Furthermore, Article 10a(1) of Delegated Regulation (EU) 2018/389, as amended by Commission Delegated Regulation (EU) 2022/2360, requires PSPs not to apply SCA where a PSU is accessing its payment account online through an account information service provider (AISP), “provided that access is limited to one of the following items online without disclosure of sensitive payment data:
(a) the balance of one or more designated payment accounts;
(b) the payment transactions executed in the last 90 days through one or more designated payment accounts”.
In relation to the above, recital 4 of Commission Delegated Regulation (EU) 2022/2360 clarifies that the above exemption from SCA “should be limited to access to the balance and the recent transactions of a payment account without disclosure of sensitive payment data”.
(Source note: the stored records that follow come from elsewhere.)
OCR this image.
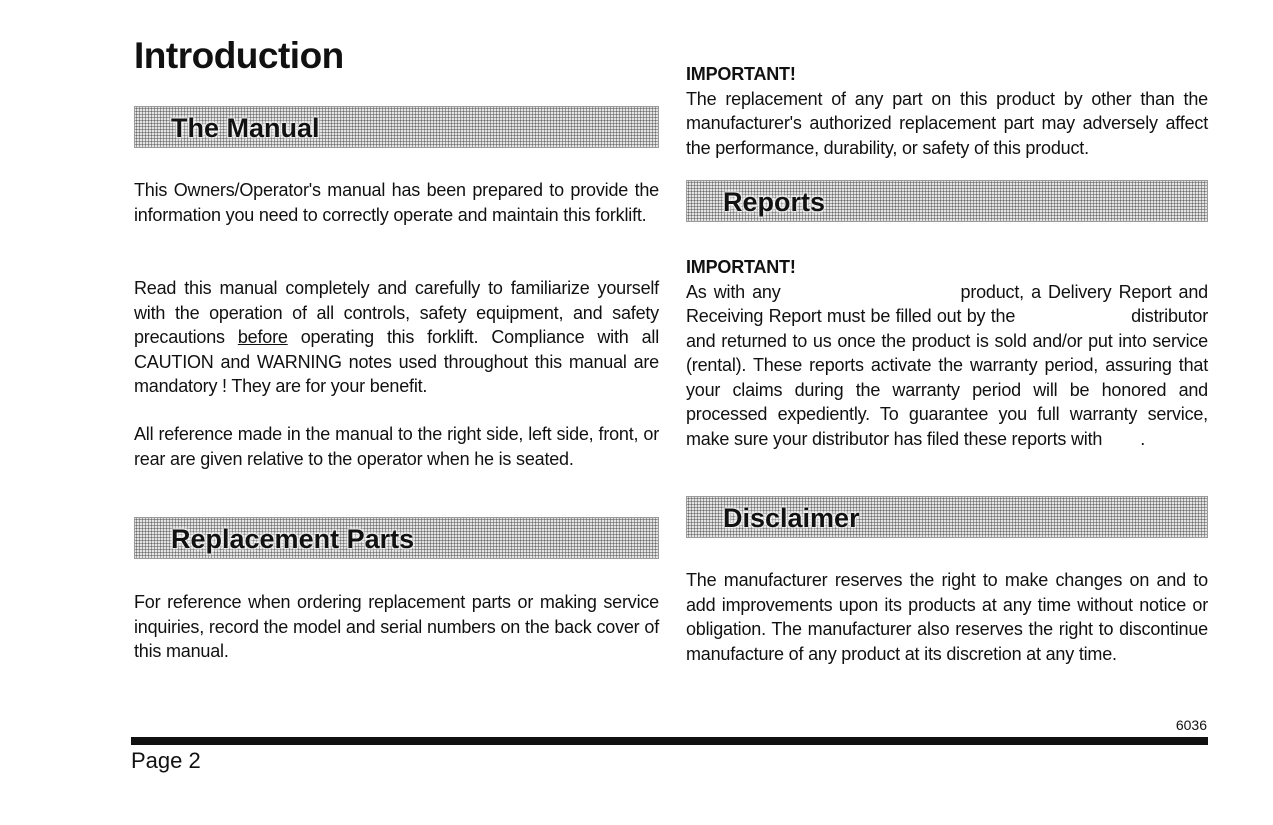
Introduction
The Manual

This Owners/Operator's manual has been prepared to provide the information you need to correctly operate and maintain this forklift.

Read this manual completely and carefully to familiarize yourself with the operation of all controls, safety equipment, and safety precautions before operating this forklift. Compliance with all CAUTION and WARNING notes used throughout this manual are mandatory ! They are for your benefit.

All reference made in the manual to the right side, left side, front, or rear are given relative to the operator when he is seated.

Replacement Parts

For reference when ordering replacement parts or making service inquiries, record the model and serial numbers on the back cover of this manual.

IMPORTANT!
The replacement of any part on this product by other than the manufacturer's authorized replacement part may adversely affect the performance, durability, or safety of this product.

Reports

IMPORTANT!
As with any	product, a Delivery Report and Receiving Report must be filled out by the	distributor and returned to us once the product is sold and/or put into service (rental). These reports activate the warranty period, assuring that your claims during the warranty period will be honored and processed expediently. To guarantee you full warranty service, make sure your distributor has filed these reports with .

Disclaimer

The manufacturer reserves the right to make changes on and to add improvements upon its products at any time without notice or obligation. The manufacturer also reserves the right to discontinue manufacture of any product at its discretion at any time.

6036
Page 2
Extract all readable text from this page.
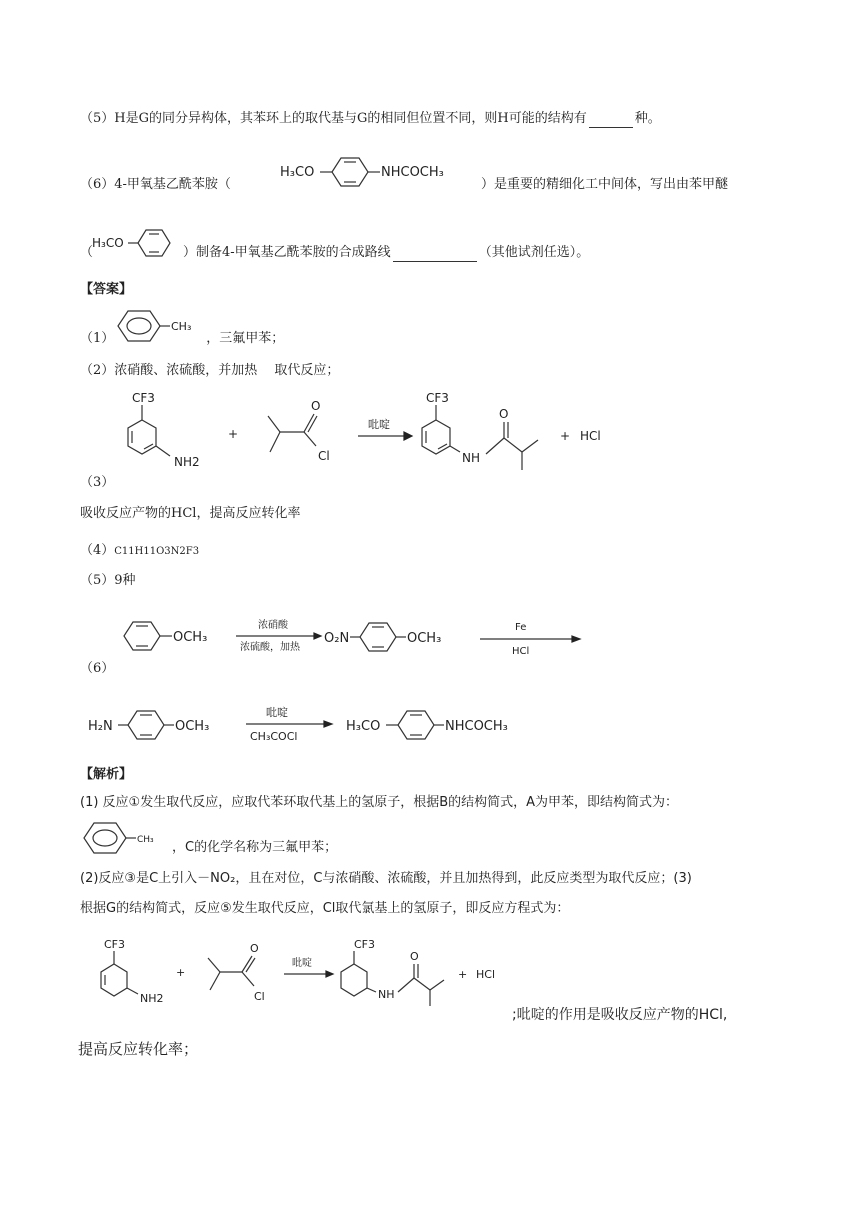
（5）H是G的同分异构体，其苯环上的取代基与G的相同但位置不同，则H可能的结构有	种。
（6）4-甲氧基乙酰苯胺（	）是重要的精细化工中间体，写出由苯甲醚
H₃CO	NHCOCH₃
（	）制备4-甲氧基乙酰苯胺的合成路线	（其他试剂任选）。
H₃CO
【答案】
（1）	，三氟甲苯；
CH₃
（2）浓硝酸、浓硫酸，并加热　 取代反应；
CF3
NH2
+
O
Cl
吡啶
CF3
NH
O
+ HCl
（3）
吸收反应产物的HCl，提高反应转化率
（4）C11H11O3N2F3
（5）9种
OCH₃
浓硝酸
浓硫酸，加热
O₂N	OCH₃
Fe
HCl
（6）
H₂N	OCH₃
吡啶
CH₃COCl
H₃CO	NHCOCH₃
【解析】
(1) 反应①发生取代反应，应取代苯环取代基上的氢原子，根据B的结构简式，A为甲苯，即结构简式为：
CH₃ ，C的化学名称为三氟甲苯；
(2)反应③是C上引入－NO₂，且在对位，C与浓硝酸、浓硫酸，并且加热得到，此反应类型为取代反应；(3)
根据G的结构简式，反应⑤发生取代反应，Cl取代氯基上的氢原子，即反应方程式为：
CF3
NH2
+
O
Cl
吡啶
CF3
NH
O
+ HCl
;吡啶的作用是吸收反应产物的HCl,
提高反应转化率；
It follows from the above that the exemptions in Articles 10 and 10a also apply where the access request refers to both the payment account balance and the last 90-days transaction history, provided that the other conditions set out in the Delegated Regulation (EU) 2018/389 are met. In this regard, the scope of data that can be accessed using the exemptions in Article 10 and 10a remains the same as before the amendments introduced by Commission Delegated Regulation (EU) 2022/2360.
- Status
-
Final Q&A
- Answer prepared by
-
Answer prepared by the EBA.
Disclaimer
The Q&A refers to the provisions in force on the day of their publication. The EBA does not systematically review published Q&As following the amendment of legislative acts. Users of the Q&A tool should therefore check the date of publication of the Q&A and whether the provisions referred to in the answer remain the same.